Книга Вторжение в рай - Алекс Ратерфорд
Шрифт:
Интервал:
Закладка:
Несмотря на страстное желание немедленно посчитаться с варварами, Бабури привязал запястья вождя к лодыжкам у него за спиной, и вместе с другими дикарями, которых удалось изловить, отправил в цитадель Кабула. Конвой прибыл несколько часов назад, но заплечных дел мастерам в подвалах цитадели не потребовалось много времени, чтобы добиться от них признания в том, кто их подкупил, подбив на это жестокое злодеяние. И вот сейчас, обращаясь к собравшимся придворным, Бабур ровным, бесстрастным голосом произнес:
— Я повелел вам предстать передо мной, дабы вы выслушали свидетельства чудовищной измены. Эти головы принадлежали послам, отправленным мною к владыке Хорасана. Их убили дикари, но не просто так, а по наущению моего родича, человека, которому я верил… Привести его!
Все ахнули, когда стражники ввели в помещение Мирзу-хана. В знак уважения к текущей в его жилах крови Тимура, он не был связан, и одет был, как всегда, роскошно: с тяжелой, украшенной финифтью, цепью на шее, в перехваченной желтым, усыпанным жемчугом, кушаком, обтягивавшей крепкое тело тунике из пурпурного шелка. И с надменным выражением лица.
Скользнув презрительным взглядом по гниющим головам, будто то были не более, чем комья грязи у его красных кожаных сапог, Мирза-хан коснулся рукой груди, но не промолвил ни слова.
— Люди, убившие моих посланцев, неверные горцы, признались в своем злодеянии. И назвали тебя в качестве подстрекателя.
— Под пыткой любой из нас скажет что угодно, не говоря уж о диких гяурах.

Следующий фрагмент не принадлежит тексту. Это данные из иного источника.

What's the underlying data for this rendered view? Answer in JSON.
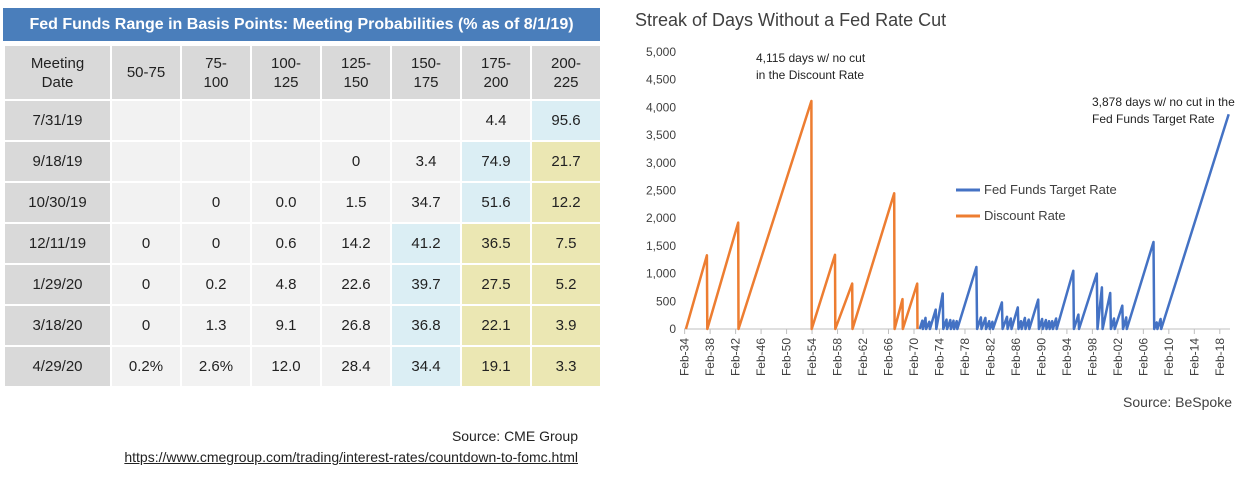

— Иногда даже правду… Они признались, что ты заплатил им, чтобы они перехватили моих посланцев, один из которых служил раньше у тебя виночерпием, на перевале Шибарту и похитили письмо, посланное мной правителю Хорасана. А насчет пленников сказал, что они могут делать с ними что вздумается, лишь бы те не вернулись. Они так и поступили, но по глупости и дикости сохранили их головы, как доказательства…
Мирза-хан пожал плечами.
— Гяуры славятся лживостью и коварством.
— Вот что нашел Бабури среди их скудных пожитков.
Слуга передал молодому эмиру маленький потертый мешочек из цветастого шелка. Распустив стягивавший горловину шнурок, Бабур вытащил печатку из слоновой кости со вставленным в основание ониксом.
— Твоя печать, Мирза-хан. Ремесленники, вырезавшие на ней твое имя, потрудились на славу: ты только посмотри, как хорошо читается оно и все твои титулы. А вот ты глупец: разве можно посылать наймитам такие знаки? Правда, я всегда знал, что ума ты недалекого.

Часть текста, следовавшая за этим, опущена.